BAY AREA MUSEUM
5000 NASA Road 1
An annex completed in 1940 now serves as it did then as a stage, meeting hall and kitchen. Sunday School classes were also taught in this space. This area displays changing exhibits that reflect the history of the Bay Area and houses Lunar Rendezvous memorabilia.
It was the Lunar Rendezvous Festival that made the museum dream become a reality for the Bay Area. In 1979 Maggie Plumb DeNike, founder of the Lunar Rendezvous Festival and Chairman of the Board, appeared with Chamber of Commerce representatives and local attorneys before the Harris County Commission to request approval to move the historic church building to the park grounds.
Under the protective shelter of the Lunar Rendezvous Festival, the church building was purchased from the Webster Presbyterian Church and moved six and one-half miles down the road on February 22, 1981.
Restoration was completed July 17, 1984, and the museum was formally dedicated at the time. Although the museum continues to be financed through the festival profits, the organization of its government has changed. Initially, the museum was governed by a Board of Trustees and a director.
The Bay Area Museum Guild, an organization with near 200 members, maintains the museum. The Guild is dedicated to promoting an awareness of the museum, its facilities, functions and needs throughout the community.
Many weddings and special events are held each year in the sanctuary and Fletcher Hall at the museum.
In 1893 Webster Presbytarian Church was the only church in the area and provided a church home for everyone in the community. The church still functions as an important part of the Bay Area. Serving the entire Bay Community, the little church is now the Bay Area Museum.
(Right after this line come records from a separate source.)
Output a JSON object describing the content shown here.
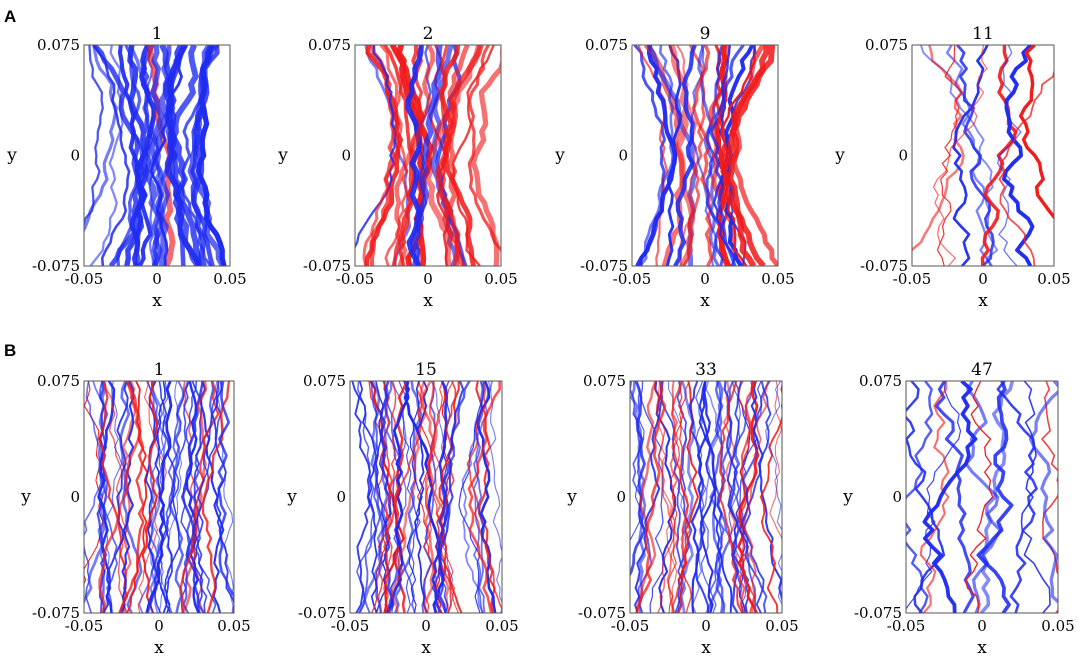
{
  "panel_labels": [
    "A",
    "B"
  ],
  "colors": {
    "blue": "#1f2bf0",
    "red": "#f01a1a",
    "frame": "#555555"
  },
  "chart_data": [
    {
      "type": "line",
      "panel": "A",
      "title": "1",
      "xlabel": "x",
      "ylabel": "y",
      "xlim": [
        -0.05,
        0.05
      ],
      "ylim": [
        -0.075,
        0.075
      ],
      "xticks": [
        "-0.05",
        "0",
        "0.05"
      ],
      "yticks": [
        "0.075",
        "0",
        "-0.075"
      ],
      "series": [
        {
          "color": "#1f2bf0"
        },
        {
          "color": "#f01a1a"
        }
      ],
      "red_fraction": 0.12,
      "n_paths": 26
    },
    {
      "type": "line",
      "panel": "A",
      "title": "2",
      "xlabel": "x",
      "ylabel": "y",
      "xlim": [
        -0.05,
        0.05
      ],
      "ylim": [
        -0.075,
        0.075
      ],
      "xticks": [
        "-0.05",
        "0",
        "0.05"
      ],
      "yticks": [
        "0.075",
        "0",
        "-0.075"
      ],
      "series": [
        {
          "color": "#1f2bf0"
        },
        {
          "color": "#f01a1a"
        }
      ],
      "red_fraction": 0.6,
      "n_paths": 26
    },
    {
      "type": "line",
      "panel": "A",
      "title": "9",
      "xlabel": "x",
      "ylabel": "y",
      "xlim": [
        -0.05,
        0.05
      ],
      "ylim": [
        -0.075,
        0.075
      ],
      "xticks": [
        "-0.05",
        "0",
        "0.05"
      ],
      "yticks": [
        "0.075",
        "0",
        "-0.075"
      ],
      "series": [
        {
          "color": "#1f2bf0"
        },
        {
          "color": "#f01a1a"
        }
      ],
      "red_fraction": 0.45,
      "n_paths": 26
    },
    {
      "type": "line",
      "panel": "A",
      "title": "11",
      "xlabel": "x",
      "ylabel": "y",
      "xlim": [
        -0.05,
        0.05
      ],
      "ylim": [
        -0.075,
        0.075
      ],
      "xticks": [
        "-0.05",
        "0",
        "0.05"
      ],
      "yticks": [
        "0.075",
        "0",
        "-0.075"
      ],
      "series": [
        {
          "color": "#1f2bf0"
        },
        {
          "color": "#f01a1a"
        }
      ],
      "red_fraction": 0.4,
      "n_paths": 12
    },
    {
      "type": "line",
      "panel": "B",
      "title": "1",
      "xlabel": "x",
      "ylabel": "y",
      "xlim": [
        -0.05,
        0.05
      ],
      "ylim": [
        -0.075,
        0.075
      ],
      "xticks": [
        "-0.05",
        "0",
        "0.05"
      ],
      "yticks": [
        "0.075",
        "0",
        "-0.075"
      ],
      "series": [
        {
          "color": "#1f2bf0"
        },
        {
          "color": "#f01a1a"
        }
      ],
      "red_fraction": 0.35,
      "n_paths": 48
    },
    {
      "type": "line",
      "panel": "B",
      "title": "15",
      "xlabel": "x",
      "ylabel": "y",
      "xlim": [
        -0.05,
        0.05
      ],
      "ylim": [
        -0.075,
        0.075
      ],
      "xticks": [
        "-0.05",
        "0",
        "0.05"
      ],
      "yticks": [
        "0.075",
        "0",
        "-0.075"
      ],
      "series": [
        {
          "color": "#1f2bf0"
        },
        {
          "color": "#f01a1a"
        }
      ],
      "red_fraction": 0.35,
      "n_paths": 48
    },
    {
      "type": "line",
      "panel": "B",
      "title": "33",
      "xlabel": "x",
      "ylabel": "y",
      "xlim": [
        -0.05,
        0.05
      ],
      "ylim": [
        -0.075,
        0.075
      ],
      "xticks": [
        "-0.05",
        "0",
        "0.05"
      ],
      "yticks": [
        "0.075",
        "0",
        "-0.075"
      ],
      "series": [
        {
          "color": "#1f2bf0"
        },
        {
          "color": "#f01a1a"
        }
      ],
      "red_fraction": 0.35,
      "n_paths": 48
    },
    {
      "type": "line",
      "panel": "B",
      "title": "47",
      "xlabel": "x",
      "ylabel": "y",
      "xlim": [
        -0.05,
        0.05
      ],
      "ylim": [
        -0.075,
        0.075
      ],
      "xticks": [
        "-0.05",
        "0",
        "0.05"
      ],
      "yticks": [
        "0.075",
        "0",
        "-0.075"
      ],
      "series": [
        {
          "color": "#1f2bf0"
        },
        {
          "color": "#f01a1a"
        }
      ],
      "red_fraction": 0.3,
      "n_paths": 14
    }
  ]
}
With Johnson Space Center in the distance, the noise of jet skis and buzzing of motorboats close by, the children actively participating in nearby sports activities, visitors to the Bay Area can step back in time to the late 1800s by visiting the living museum at Clear Lake Park on NASA Road 1.
Its location in Clear Lake Park is a relocation for the church since it first was built on the corner of Houston and Moody Streets. A sanctuary was destroyed during the 1900 hurricane and a second church was completed in 1901 which is the current sanctuary side of the museum.